Hitler, Verwoerd, Mandela and me
A memoir of sorts
Marianne Thamm
Tafelberg
Review: Brian Joss
Conventional is not a word that describes Marianne Thamm, a gay feminist, political activist and journalist on the Daily Maverick, where she is assistant editor.
She had a tough childhood, growing up on the other side of the tracks in “Snor City” – Pretoria.
Her Portuguese mother, Barbara, worked as a cleaner in England, where she met and married Georg, a Luftwaffe pilot, who was captured at Arnhem and became a prisoner-of-war.
Thamm had a conflicted relationship with her parents, but especially Georg, and she kept questioning him about the choices he made: fighting for Hitler, what he thought about Kristallnacht, when the Nazis murdered German Jews and torched Jewish-owned shops in a two-day orgy of violence, in 1938.
Thamm hoped that by getting answers from Georg she could “fix” him and “repair” herself.
The story begins at Doves funeral home where her mother’s corpse “lay chilling in a communal mortuary fridge somewhere in the quiet building” and ends with Georg’s death when she finally learns what he may have been trying to teach her: don’t wait for happiness to send you a WhatsApp go out and be it.
The memoir ranges from her schooldays to her foray into journalism at the Cape Times before cellphones and computers, to her first trip overseas where she first tasted “freedom” and later when she visited Tante Truta, her father’s sister, in Berlin.
Thamm points out: “you’re a woman, you’re gay, you’re an immigrant, pretty far out on the margin but she “was white which in the 80s was all that mattered”.
Her parents were accustomed to their ungovernable daughter so there was no need to tell them anything. It was who she had always been. It was only when Georg befriended a Jewish widow who pointed out that Thamm and her partner X, were lesbians, were they outed.

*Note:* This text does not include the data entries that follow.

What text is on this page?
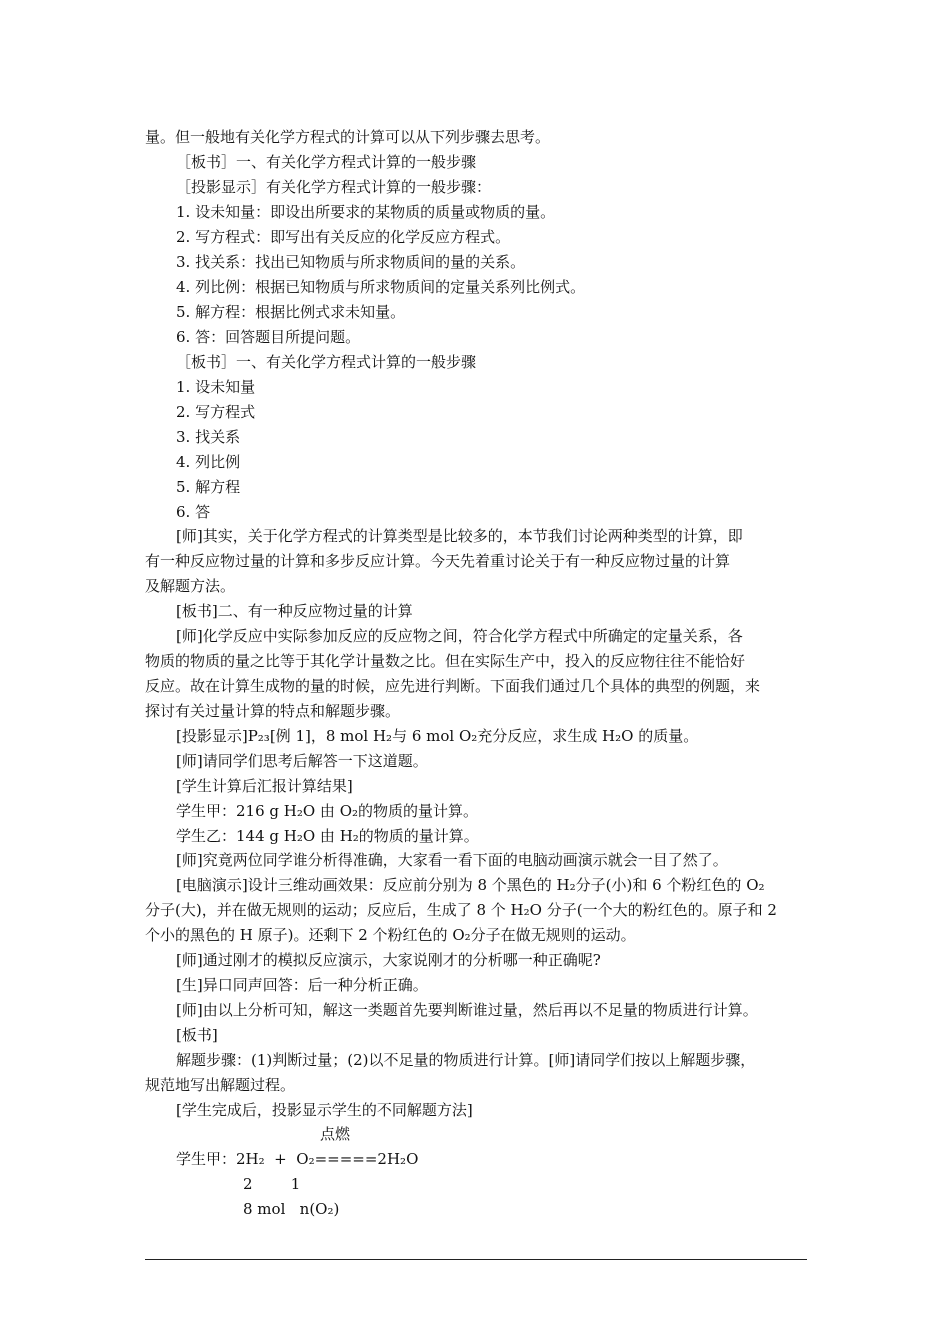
量。但一般地有关化学方程式的计算可以从下列步骤去思考。
［板书］一、有关化学方程式计算的一般步骤
［投影显示］有关化学方程式计算的一般步骤：
1. 设未知量：即设出所要求的某物质的质量或物质的量。
2. 写方程式：即写出有关反应的化学反应方程式。
3. 找关系：找出已知物质与所求物质间的量的关系。
4. 列比例：根据已知物质与所求物质间的定量关系列比例式。
5. 解方程：根据比例式求未知量。
6. 答：回答题目所提问题。
［板书］一、有关化学方程式计算的一般步骤
1. 设未知量
2. 写方程式
3. 找关系
4. 列比例
5. 解方程
6. 答
[师]其实，关于化学方程式的计算类型是比较多的，本节我们讨论两种类型的计算，即
有一种反应物过量的计算和多步反应计算。今天先着重讨论关于有一种反应物过量的计算
及解题方法。
[板书]二、有一种反应物过量的计算
[师]化学反应中实际参加反应的反应物之间，符合化学方程式中所确定的定量关系，各
物质的物质的量之比等于其化学计量数之比。但在实际生产中，投入的反应物往往不能恰好
反应。故在计算生成物的量的时候，应先进行判断。下面我们通过几个具体的典型的例题，来
探讨有关过量计算的特点和解题步骤。
[投影显示]P₂₃[例 1]，8 mol H₂与 6 mol O₂充分反应，求生成 H₂O 的质量。
[师]请同学们思考后解答一下这道题。
[学生计算后汇报计算结果]
学生甲：216 g H₂O 由 O₂的物质的量计算。
学生乙：144 g H₂O 由 H₂的物质的量计算。
[师]究竟两位同学谁分析得准确，大家看一看下面的电脑动画演示就会一目了然了。
[电脑演示]设计三维动画效果：反应前分别为 8 个黑色的 H₂分子(小)和 6 个粉红色的 O₂
分子(大)，并在做无规则的运动；反应后，生成了 8 个 H₂O 分子(一个大的粉红色的。原子和 2
个小的黑色的 H 原子)。还剩下 2 个粉红色的 O₂分子在做无规则的运动。
[师]通过刚才的模拟反应演示，大家说刚才的分析哪一种正确呢?
[生]异口同声回答：后一种分析正确。
[师]由以上分析可知，解这一类题首先要判断谁过量，然后再以不足量的物质进行计算。
[板书]
解题步骤：(1)判断过量；(2)以不足量的物质进行计算。[师]请同学们按以上解题步骤，
规范地写出解题过程。
[学生完成后，投影显示学生的不同解题方法]
点燃
学生甲：2H₂  +  O₂=====2H₂O
2        1
8 mol   n(O₂)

Georg appeared to accept it in his typical Teutonic way even though he knew what Hitler did to gays. Especially moving is how a reluctant Thamm and X , after seven years together, became adoptive parents to two black girls, first to Layla and then to Kenya.
Hitler, Verwoerd, Mandela and me is about a life well lived and what it was like to grow up as a white ”immigrant” girl in apartheid South Africa and then as a lesbian in a democratic country. It also reflects the turbulent history of South Africa and Thamm, as a journalist, had a ringside view of the passing parade.
Hitler, Verwoerd, Mandela and me is well written, lively with touches of humour and lots of existential questions.
Autobiographies by their nature are usually without depth or self-analysis.
However, this one is the exception to the rule. Don’t miss it.